Building a Dashboard
To build dashboards in SigNoz, follow the Managing Dashboards guide. Here's what a ActiveMQ monitoring dashboards looks like with the demo traffic running.
Exploring Logs
Go to Logs → Explorer in SigNoz and filter by service.name = activemq-classic-demo or service.name = artemis-demo. Narrowing further with severity = ERROR or severity = WARN helps surface problems quickly.
For Artemis, audit logs capture queue/address creation events, message production and consumption, and authentication attempts. These are useful for investigating when a consumer disconnected or tracking unauthorised access.
Setting up alerts
SigNoz supports threshold-based alerts on any metric.

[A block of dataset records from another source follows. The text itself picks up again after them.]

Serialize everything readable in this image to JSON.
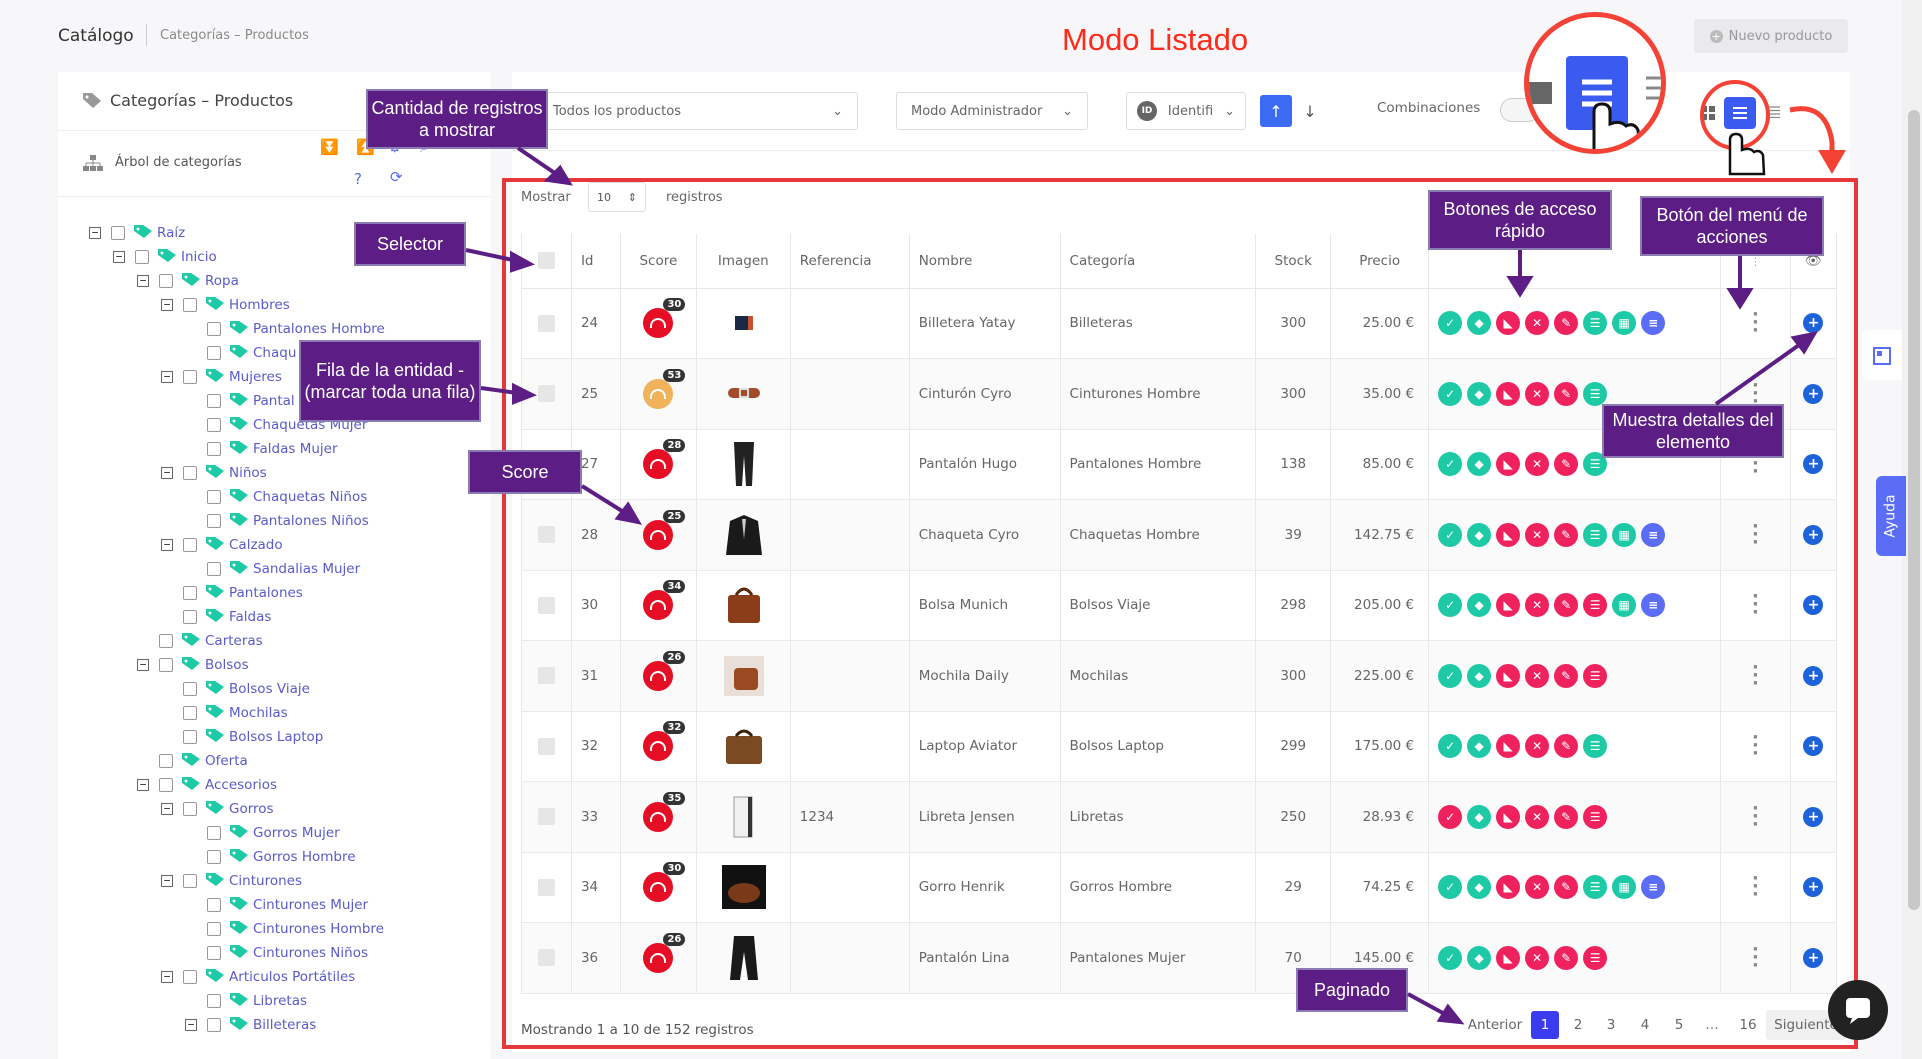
{
  "breadcrumb": {
    "title": "Catálogo",
    "sub": "Categorías – Productos"
  },
  "new_product_label": "Nuevo producto",
  "annotation_title": "Modo Listado",
  "sidebar": {
    "title": "Categorías – Productos",
    "tree_label": "Árbol de categorías",
    "nodes": [
      "Raíz",
      "Inicio",
      "Ropa",
      "Hombres",
      "Pantalones Hombre",
      "Chaqu",
      "Mujeres",
      "Pantal",
      "Chaquetas Mujer",
      "Faldas Mujer",
      "Niños",
      "Chaquetas Niños",
      "Pantalones Niños",
      "Calzado",
      "Sandalias Mujer",
      "Pantalones",
      "Faldas",
      "Carteras",
      "Bolsos",
      "Bolsos Viaje",
      "Mochilas",
      "Bolsos Laptop",
      "Oferta",
      "Accesorios",
      "Gorros",
      "Gorros Mujer",
      "Gorros Hombre",
      "Cinturones",
      "Cinturones Mujer",
      "Cinturones Hombre",
      "Cinturones Niños",
      "Articulos Portátiles",
      "Libretas",
      "Billeteras"
    ]
  },
  "filters": {
    "products": "Todos los productos",
    "mode": "Modo Administrador",
    "sort_field": "Identifi",
    "combinations": "Combinaciones"
  },
  "table_controls": {
    "show": "Mostrar",
    "count": "10",
    "records": "registros"
  },
  "columns": [
    "Id",
    "Score",
    "Imagen",
    "Referencia",
    "Nombre",
    "Categoría",
    "Stock",
    "Precio"
  ],
  "rows": [
    {
      "id": "24",
      "score": "30",
      "score_color": "#e60e25",
      "ref": "",
      "name": "Billetera Yatay",
      "category": "Billeteras",
      "stock": "300",
      "price": "25.00 €",
      "qa": [
        "#1ec9a6",
        "#1ec9a6",
        "#f0225e",
        "#f0225e",
        "#f0225e",
        "#1ec9a6",
        "#1ec9a6",
        "#5b6cf5"
      ]
    },
    {
      "id": "25",
      "score": "53",
      "score_color": "#f0b25a",
      "ref": "",
      "name": "Cinturón Cyro",
      "category": "Cinturones Hombre",
      "stock": "300",
      "price": "35.00 €",
      "qa": [
        "#1ec9a6",
        "#1ec9a6",
        "#f0225e",
        "#f0225e",
        "#f0225e",
        "#1ec9a6"
      ]
    },
    {
      "id": "27",
      "score": "28",
      "score_color": "#e60e25",
      "ref": "",
      "name": "Pantalón Hugo",
      "category": "Pantalones Hombre",
      "stock": "138",
      "price": "85.00 €",
      "qa": [
        "#1ec9a6",
        "#1ec9a6",
        "#f0225e",
        "#f0225e",
        "#f0225e",
        "#1ec9a6"
      ]
    },
    {
      "id": "28",
      "score": "25",
      "score_color": "#e60e25",
      "ref": "",
      "name": "Chaqueta Cyro",
      "category": "Chaquetas Hombre",
      "stock": "39",
      "price": "142.75 €",
      "qa": [
        "#1ec9a6",
        "#1ec9a6",
        "#f0225e",
        "#f0225e",
        "#f0225e",
        "#1ec9a6",
        "#1ec9a6",
        "#5b6cf5"
      ]
    },
    {
      "id": "30",
      "score": "34",
      "score_color": "#e60e25",
      "ref": "",
      "name": "Bolsa Munich",
      "category": "Bolsos Viaje",
      "stock": "298",
      "price": "205.00 €",
      "qa": [
        "#1ec9a6",
        "#1ec9a6",
        "#f0225e",
        "#f0225e",
        "#f0225e",
        "#f0225e",
        "#1ec9a6",
        "#5b6cf5"
      ]
    },
    {
      "id": "31",
      "score": "26",
      "score_color": "#e60e25",
      "ref": "",
      "name": "Mochila Daily",
      "category": "Mochilas",
      "stock": "300",
      "price": "225.00 €",
      "qa": [
        "#1ec9a6",
        "#1ec9a6",
        "#f0225e",
        "#f0225e",
        "#f0225e",
        "#f0225e"
      ]
    },
    {
      "id": "32",
      "score": "32",
      "score_color": "#e60e25",
      "ref": "",
      "name": "Laptop Aviator",
      "category": "Bolsos Laptop",
      "stock": "299",
      "price": "175.00 €",
      "qa": [
        "#1ec9a6",
        "#1ec9a6",
        "#f0225e",
        "#f0225e",
        "#f0225e",
        "#1ec9a6"
      ]
    },
    {
      "id": "33",
      "score": "35",
      "score_color": "#e60e25",
      "ref": "1234",
      "name": "Libreta Jensen",
      "category": "Libretas",
      "stock": "250",
      "price": "28.93 €",
      "qa": [
        "#f0225e",
        "#1ec9a6",
        "#f0225e",
        "#f0225e",
        "#f0225e",
        "#f0225e"
      ]
    },
    {
      "id": "34",
      "score": "30",
      "score_color": "#e60e25",
      "ref": "",
      "name": "Gorro Henrik",
      "category": "Gorros Hombre",
      "stock": "29",
      "price": "74.25 €",
      "qa": [
        "#1ec9a6",
        "#1ec9a6",
        "#f0225e",
        "#f0225e",
        "#f0225e",
        "#1ec9a6",
        "#1ec9a6",
        "#5b6cf5"
      ]
    },
    {
      "id": "36",
      "score": "26",
      "score_color": "#e60e25",
      "ref": "",
      "name": "Pantalón Lina",
      "category": "Pantalones Mujer",
      "stock": "70",
      "price": "145.00 €",
      "qa": [
        "#1ec9a6",
        "#1ec9a6",
        "#f0225e",
        "#f0225e",
        "#f0225e",
        "#f0225e"
      ]
    }
  ],
  "footer": {
    "info": "Mostrando 1 a 10 de 152 registros",
    "prev": "Anterior",
    "next": "Siguiente",
    "pages": [
      "1",
      "2",
      "3",
      "4",
      "5",
      "…",
      "16"
    ]
  },
  "callouts": {
    "cantidad": "Cantidad de registros a mostrar",
    "selector": "Selector",
    "fila": "Fila de la entidad - (marcar toda una fila)",
    "score": "Score",
    "botones": "Botones de acceso rápido",
    "menu": "Botón del menú de acciones",
    "detalles": "Muestra detalles del elemento",
    "paginado": "Paginado"
  },
  "help_label": "Ayuda"
}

To learn how to create alerts, see the SigNoz Alerts documentation.
You can add the following alerts for ActiveMQ monitoring.

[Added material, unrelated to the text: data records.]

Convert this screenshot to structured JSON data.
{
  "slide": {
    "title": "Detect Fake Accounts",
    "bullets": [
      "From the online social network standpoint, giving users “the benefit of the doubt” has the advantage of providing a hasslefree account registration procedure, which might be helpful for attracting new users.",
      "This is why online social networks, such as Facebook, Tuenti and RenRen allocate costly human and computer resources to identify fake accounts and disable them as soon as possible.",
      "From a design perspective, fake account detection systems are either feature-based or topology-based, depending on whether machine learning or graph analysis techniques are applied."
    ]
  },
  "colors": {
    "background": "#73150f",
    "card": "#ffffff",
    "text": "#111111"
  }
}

| Alert | Metric (Classic / Artemis) | Condition | Severity |
|---|---|---|---|
| Queue backlog growing | activemq.message.current / artemis.queue.message.count | > 5000 for 5 min | Warning |
| No consumers on queue | activemq.consumer.count / artemis.queue.consumer.count | = 0 for 2 min | Critical |
| Broker memory high | activemq.memory.utilization / artemis.address.memory.usage_percent | > 80% for 5 min | Warning |
| Disk store filling up | activemq.store.utilization / artemis.disk.store.usage_percent | > 80% for 5 min | Warning |
| Messages expiring | rate of activemq.message.expired / artemis.queue.message.expired | > 0 for 5 min | Warning |
| JVM heap high | jvm.memory.used | > 85% of max for 10 min | Warning |
Adjust the thresholds based on your workload patterns. A queue depth of 5000 might be normal for a high-throughput system, but alarming for a low-traffic one.
Troubleshooting Playbook
Use these patterns to quickly narrow down the root cause of common ActiveMQ issues.

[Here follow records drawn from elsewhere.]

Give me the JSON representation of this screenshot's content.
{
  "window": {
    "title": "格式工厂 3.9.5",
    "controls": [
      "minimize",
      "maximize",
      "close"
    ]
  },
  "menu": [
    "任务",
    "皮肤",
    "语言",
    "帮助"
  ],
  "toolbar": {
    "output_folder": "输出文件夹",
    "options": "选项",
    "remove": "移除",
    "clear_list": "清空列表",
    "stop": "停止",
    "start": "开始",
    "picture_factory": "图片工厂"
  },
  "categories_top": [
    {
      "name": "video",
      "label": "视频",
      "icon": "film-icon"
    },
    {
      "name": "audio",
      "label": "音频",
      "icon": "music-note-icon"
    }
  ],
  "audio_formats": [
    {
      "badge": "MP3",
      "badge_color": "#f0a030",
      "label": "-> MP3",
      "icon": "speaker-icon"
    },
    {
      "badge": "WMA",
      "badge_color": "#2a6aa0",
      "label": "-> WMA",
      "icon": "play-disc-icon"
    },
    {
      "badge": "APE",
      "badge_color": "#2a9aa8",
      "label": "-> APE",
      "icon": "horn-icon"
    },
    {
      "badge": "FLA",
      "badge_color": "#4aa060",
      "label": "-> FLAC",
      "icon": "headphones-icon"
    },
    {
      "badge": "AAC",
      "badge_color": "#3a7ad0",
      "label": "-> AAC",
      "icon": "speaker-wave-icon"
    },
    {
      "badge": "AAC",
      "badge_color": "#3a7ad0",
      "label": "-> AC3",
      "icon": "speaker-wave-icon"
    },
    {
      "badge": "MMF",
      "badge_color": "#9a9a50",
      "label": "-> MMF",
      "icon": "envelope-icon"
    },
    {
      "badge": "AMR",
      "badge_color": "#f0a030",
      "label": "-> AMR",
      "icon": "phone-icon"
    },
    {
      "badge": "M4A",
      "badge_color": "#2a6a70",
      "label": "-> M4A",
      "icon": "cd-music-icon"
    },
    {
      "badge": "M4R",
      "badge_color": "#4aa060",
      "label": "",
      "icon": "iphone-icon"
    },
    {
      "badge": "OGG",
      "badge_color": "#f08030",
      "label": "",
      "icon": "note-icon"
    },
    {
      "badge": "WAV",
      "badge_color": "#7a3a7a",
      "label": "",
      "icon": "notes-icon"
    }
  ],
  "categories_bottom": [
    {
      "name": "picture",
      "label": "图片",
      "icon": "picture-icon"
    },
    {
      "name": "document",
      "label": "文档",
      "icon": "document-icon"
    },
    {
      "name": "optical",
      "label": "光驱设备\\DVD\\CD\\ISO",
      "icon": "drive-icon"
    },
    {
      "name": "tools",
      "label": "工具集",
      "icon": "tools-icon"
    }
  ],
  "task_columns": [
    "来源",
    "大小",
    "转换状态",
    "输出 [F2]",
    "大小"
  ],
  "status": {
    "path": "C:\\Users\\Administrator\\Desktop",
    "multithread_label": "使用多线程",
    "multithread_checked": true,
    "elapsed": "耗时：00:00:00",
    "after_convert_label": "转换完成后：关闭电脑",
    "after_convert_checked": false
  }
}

| Symptom | Likely cause | What to check |
|---|---|---|
| Queue depth keeps growing | Consumers too slow or disconnected | Check consumer.count. If zero, investigate consumer logs. If non-zero, look at dequeue rate vs enqueue rate. |
| Dequeue rate dropped to zero | Consumer crash or network partition | Check consumer application logs and connectivity. Verify the consumer count metric. |
| Broker memory at 100% | Messages accumulating faster than consumers drain them | Check queue sizes across all queues. Identify the largest queues. Consider adding consumers or increasing broker memory limit. |
| Store usage climbing | Persistent messages not being consumed | Same as memory, but also check if disk I/O is a bottleneck. Run iostat on the broker host. |
| Expired messages appearing | TTL set but consumers too slow | Review the TTL settings. Either increase TTL, speed up consumers, or add more consumer instances. |
| High GC pause times | Heap too small or too many temporary objects | Check heap usage pattern. If sawtooth with high baseline, increase -Xmx. If frequent young-gen GCs, check for object allocation hotspots. |
| Connection count dropped suddenly | Network issue or client reconnection storm | Check broker network logs. Look for Transport exceptions in the ActiveMQ log. |
| JMX connection refused from Collector | JMX not enabled or port not exposed | Verify ACTIVEMQ_OPTS / JAVA_ARGS include the JMX flags. Check that the JMX port is mapped in Docker and reachable from the Collector container. |
| Metrics appear in Collector logs but not in SigNoz | Exporter misconfiguration | Verify your SigNoz ingestion key and region. Check the Collector logs for OTLP export errors. |
Conclusion
ActiveMQ is a critical component in many architectures, and monitoring it shouldn't require proprietary agents or vendor lock-in. With OpenTelemetry's JMX and filelog receivers, you get a single, standards-based pipeline that covers both ActiveMQ Classic and Artemis, collecting broker metrics, queue health, JVM performance, and logs into a single observability backend. The setup you built in this guide provides the foundation to detect queue backlogs, consumer failures, and resource exhaustion before they impact your users.